Yo era tan feliz que estaba por encima de las sensaciones físicas, y la
verdadera gozada que era estar follando con ese bombón me tenía abstraído.
Quizá fue eso. O quizá fue el vino que habíamos bebido en la comida. O quizá fue el
tiempo desde la última vez que había estado con una mujer.
Pero debo decir que, a pesar de las maravillas que ella obraba con sus caderas y su
culo, de la forma en que, realmente, ella se me follaba, yo no acabé de
correrme ese día. Primero la follé moviéndome yo, durante bastante rato, luego
fue ella la que se movía contra mí, y luego intenté masturbarme para regarla
con mi semen. Pero no lo conseguí, y eso ha quedado como la anécdota de aquella
primera vez en que ella y yo lo hicimos. Por supuesto, en siguientes encuentros
sí me corrí, con total normalidad. Incluso alguna vez, por desgracia, demasiado
pronto. Pero eso será algo que contaré otro día, si lo hago.
Este ha sido mi relato de la primera vez que estuve con mi
chica. Entiendo que no es tan sensual o tan excitante como otros relatos que
hayáis leído, incluso en este mismo blog.
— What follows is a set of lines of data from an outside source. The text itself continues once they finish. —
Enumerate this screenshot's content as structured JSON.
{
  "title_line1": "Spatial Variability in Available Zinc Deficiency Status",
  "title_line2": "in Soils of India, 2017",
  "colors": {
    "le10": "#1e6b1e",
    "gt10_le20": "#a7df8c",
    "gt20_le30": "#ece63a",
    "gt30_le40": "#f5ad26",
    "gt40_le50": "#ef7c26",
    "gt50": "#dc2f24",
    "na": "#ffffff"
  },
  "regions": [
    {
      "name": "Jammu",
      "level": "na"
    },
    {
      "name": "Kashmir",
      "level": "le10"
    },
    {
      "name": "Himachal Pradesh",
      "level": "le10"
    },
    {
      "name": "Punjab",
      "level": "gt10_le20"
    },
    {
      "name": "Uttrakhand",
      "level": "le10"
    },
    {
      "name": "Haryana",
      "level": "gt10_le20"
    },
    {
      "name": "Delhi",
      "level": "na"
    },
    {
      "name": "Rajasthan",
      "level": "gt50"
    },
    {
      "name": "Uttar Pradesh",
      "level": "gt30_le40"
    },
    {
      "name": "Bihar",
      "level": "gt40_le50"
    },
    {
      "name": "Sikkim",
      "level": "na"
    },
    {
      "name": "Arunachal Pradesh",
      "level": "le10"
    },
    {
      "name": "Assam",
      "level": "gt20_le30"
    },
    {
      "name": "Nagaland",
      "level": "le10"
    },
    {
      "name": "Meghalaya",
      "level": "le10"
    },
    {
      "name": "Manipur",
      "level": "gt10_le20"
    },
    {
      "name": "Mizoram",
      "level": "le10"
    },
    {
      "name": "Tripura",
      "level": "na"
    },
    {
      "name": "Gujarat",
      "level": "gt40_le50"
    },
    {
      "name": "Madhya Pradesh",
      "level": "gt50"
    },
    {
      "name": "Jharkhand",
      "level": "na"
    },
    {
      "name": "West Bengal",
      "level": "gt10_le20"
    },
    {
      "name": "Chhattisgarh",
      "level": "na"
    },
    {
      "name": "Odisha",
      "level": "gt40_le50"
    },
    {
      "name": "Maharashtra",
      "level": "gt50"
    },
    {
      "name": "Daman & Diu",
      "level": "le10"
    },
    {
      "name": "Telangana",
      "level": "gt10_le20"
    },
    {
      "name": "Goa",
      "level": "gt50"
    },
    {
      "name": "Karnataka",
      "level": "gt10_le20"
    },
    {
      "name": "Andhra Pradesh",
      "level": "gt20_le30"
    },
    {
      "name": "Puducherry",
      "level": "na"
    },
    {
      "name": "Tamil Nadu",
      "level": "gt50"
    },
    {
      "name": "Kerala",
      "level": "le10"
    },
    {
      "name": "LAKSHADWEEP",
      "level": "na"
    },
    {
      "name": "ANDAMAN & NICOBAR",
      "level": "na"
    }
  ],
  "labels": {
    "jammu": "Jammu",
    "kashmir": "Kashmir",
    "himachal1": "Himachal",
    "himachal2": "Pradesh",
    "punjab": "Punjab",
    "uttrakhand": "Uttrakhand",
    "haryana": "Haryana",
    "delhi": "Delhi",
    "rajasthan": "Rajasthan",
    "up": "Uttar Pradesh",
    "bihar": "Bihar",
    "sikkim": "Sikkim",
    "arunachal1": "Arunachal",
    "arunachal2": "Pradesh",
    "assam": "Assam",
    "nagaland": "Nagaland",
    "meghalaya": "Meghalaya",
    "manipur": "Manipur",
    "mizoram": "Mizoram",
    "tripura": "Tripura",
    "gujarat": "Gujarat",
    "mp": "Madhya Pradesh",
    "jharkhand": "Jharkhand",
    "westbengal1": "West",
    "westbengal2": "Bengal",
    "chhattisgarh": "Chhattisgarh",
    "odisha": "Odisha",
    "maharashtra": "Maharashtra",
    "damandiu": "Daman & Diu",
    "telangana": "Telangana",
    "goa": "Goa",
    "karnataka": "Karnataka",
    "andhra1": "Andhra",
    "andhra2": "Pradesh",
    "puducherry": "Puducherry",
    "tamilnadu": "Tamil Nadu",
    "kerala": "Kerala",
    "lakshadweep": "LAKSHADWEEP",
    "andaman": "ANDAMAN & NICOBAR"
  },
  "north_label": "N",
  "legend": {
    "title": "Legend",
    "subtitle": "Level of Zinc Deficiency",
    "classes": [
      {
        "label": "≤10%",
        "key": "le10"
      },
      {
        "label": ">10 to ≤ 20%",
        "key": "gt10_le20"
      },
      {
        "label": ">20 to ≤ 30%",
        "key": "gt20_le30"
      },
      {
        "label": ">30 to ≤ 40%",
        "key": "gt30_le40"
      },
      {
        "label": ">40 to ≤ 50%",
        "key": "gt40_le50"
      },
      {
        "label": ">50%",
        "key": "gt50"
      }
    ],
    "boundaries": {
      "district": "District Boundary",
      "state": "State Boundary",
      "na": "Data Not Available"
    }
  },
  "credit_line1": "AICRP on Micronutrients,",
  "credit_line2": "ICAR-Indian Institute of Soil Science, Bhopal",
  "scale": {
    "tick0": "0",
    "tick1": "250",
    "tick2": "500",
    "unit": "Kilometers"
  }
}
Pero este es real, palabra por
palabra. Está escrito para documentar un momento íntimo, como otras parejas
hacen fotos o vídeos de sus momentos íntimos, como explicaba al principio del
relato. Os cuento algo íntimo y real, mío y de otra persona que sabe que es
ella la persona en cuestión y que, de hecho, me ha pedido que lo escriba. Es su
acción exhibicionista, es su forma de mostrarse al mundo, aunque sea a través
de mis palabras. Quizá, si tenemos suerte, ella nos lo cuente algún día con las
suyas. O se anime a hacer otras cosas. Quizá. Gracias por leerme. Por leernos.